Die ungarische Küche hat einiges mehr zu bieten als das so bekannte Gulasch oder die berühmte ungarische Salami. Grundsätzlich entstammen die meisten Gerichte der bäuerlichen Küche und sind daher sehr Nährstoffreich, sehr sättigend und stark gewürzt.

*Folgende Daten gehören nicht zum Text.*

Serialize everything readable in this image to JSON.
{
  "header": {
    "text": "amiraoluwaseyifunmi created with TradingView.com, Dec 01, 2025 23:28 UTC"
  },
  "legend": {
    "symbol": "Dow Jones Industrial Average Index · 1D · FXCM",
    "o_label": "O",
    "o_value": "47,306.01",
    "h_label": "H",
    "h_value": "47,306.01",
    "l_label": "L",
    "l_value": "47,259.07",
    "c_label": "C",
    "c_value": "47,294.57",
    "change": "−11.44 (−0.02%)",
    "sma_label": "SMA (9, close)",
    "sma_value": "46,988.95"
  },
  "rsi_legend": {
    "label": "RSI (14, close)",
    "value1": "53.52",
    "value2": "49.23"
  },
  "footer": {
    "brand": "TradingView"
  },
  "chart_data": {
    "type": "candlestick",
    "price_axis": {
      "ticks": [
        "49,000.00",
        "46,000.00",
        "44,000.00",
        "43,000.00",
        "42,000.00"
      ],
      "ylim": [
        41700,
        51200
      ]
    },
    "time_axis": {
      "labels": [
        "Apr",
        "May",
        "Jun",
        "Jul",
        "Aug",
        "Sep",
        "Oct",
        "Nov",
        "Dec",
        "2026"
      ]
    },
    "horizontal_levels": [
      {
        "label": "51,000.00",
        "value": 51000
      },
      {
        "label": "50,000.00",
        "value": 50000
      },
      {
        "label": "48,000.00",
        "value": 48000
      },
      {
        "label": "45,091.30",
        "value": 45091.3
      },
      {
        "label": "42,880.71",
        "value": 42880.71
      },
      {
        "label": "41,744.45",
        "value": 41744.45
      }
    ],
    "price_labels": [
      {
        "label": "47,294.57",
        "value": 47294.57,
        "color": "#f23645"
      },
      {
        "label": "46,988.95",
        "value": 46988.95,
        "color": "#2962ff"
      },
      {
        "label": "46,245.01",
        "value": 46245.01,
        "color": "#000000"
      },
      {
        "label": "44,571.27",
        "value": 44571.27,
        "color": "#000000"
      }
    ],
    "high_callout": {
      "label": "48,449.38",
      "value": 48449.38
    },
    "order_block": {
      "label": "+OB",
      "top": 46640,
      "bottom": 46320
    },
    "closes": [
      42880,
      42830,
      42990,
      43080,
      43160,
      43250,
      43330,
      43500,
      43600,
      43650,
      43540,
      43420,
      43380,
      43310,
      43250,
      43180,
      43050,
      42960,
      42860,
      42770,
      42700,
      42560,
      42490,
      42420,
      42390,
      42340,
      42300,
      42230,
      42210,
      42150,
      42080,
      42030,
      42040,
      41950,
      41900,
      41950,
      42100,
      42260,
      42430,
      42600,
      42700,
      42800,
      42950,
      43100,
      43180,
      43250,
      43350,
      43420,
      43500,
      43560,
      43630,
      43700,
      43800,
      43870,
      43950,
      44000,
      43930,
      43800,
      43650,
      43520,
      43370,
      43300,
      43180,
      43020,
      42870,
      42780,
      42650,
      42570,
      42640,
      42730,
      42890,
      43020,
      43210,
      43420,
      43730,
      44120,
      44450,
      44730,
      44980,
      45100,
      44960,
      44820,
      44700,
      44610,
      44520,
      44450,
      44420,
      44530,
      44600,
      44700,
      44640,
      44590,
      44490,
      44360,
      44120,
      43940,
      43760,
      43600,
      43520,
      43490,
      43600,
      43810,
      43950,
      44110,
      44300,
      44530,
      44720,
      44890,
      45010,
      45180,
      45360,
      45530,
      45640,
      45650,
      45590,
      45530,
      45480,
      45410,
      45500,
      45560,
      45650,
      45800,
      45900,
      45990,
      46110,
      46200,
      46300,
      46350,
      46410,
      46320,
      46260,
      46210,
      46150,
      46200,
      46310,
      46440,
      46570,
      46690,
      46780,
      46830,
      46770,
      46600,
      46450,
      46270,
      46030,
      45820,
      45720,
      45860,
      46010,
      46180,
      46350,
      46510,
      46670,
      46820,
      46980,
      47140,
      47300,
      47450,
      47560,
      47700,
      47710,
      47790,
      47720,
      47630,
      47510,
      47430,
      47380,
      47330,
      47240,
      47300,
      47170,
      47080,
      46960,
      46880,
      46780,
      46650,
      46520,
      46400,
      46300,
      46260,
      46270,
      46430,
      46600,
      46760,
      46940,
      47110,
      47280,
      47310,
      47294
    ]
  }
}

Elemente der ungarischen Küche

Paprika

Die zentrale Rolle in der ungarischen Küche nimmt natürlich die Paprika (frisch, als Pulver oder püriert) ein. Während man in Deutschland meist nur 2-3 verschiedene Sorten kennt, differenziert der Ungar sehr viel stärker. Neben dem Schärfegrad ist auch wichtig, wie fein jeweils gemahlen wird. Auch wenn die ungarische Küche deshalb oft als "würzig" angesehen wird, so ist es dennoch ein besonderes Merkmal, dass nur wenige Gewürze - diese aber sauber aufeinander abgestimmt - zum Einsatz kommen. Insbesondere ein echtes ungarisches Pörkölt ist ohne jede Menge Paprika undenkbar.

Sauerrahm (Tejföl)

Der Sauerrahm (tejföl) - der eher der in Westeuropa gebräuchlichen Créme Fraiche entspricht - ist das zweite wichtige Merkmal in ungarischen Gerichten. Er dient zuemeist zum abschmecken der Speisen gegen Ende der Zubereitung, wird aber aber auch sonst sehr viel zu Salaten oder Beispielsweise Lángos gereicht. 

Kessel

Traditionell spielt auch der Kessel (Kupferkessel) noch eine große Rolle, in welchem die Speisen über offenem Feuer zubereitet werden. Ein echtes Pörkölt kann man eigentlich nur so geniessen...

Quark (Túró)

Der ungarische Quark unterscheidet sich stark in Geschmack und Aussehen, von dem was etwa in Deutschland unter diesem Namen verkauft wird. Er ist meist sehr grobkörnig - etwas wie Frischkäse - und auch im Geschmack trockener und weniger süß. Verwendet wird er häufig als Füllung für leckere Kuchen und natürlich in den bekannten Túró Rudi Quarkstäbchen.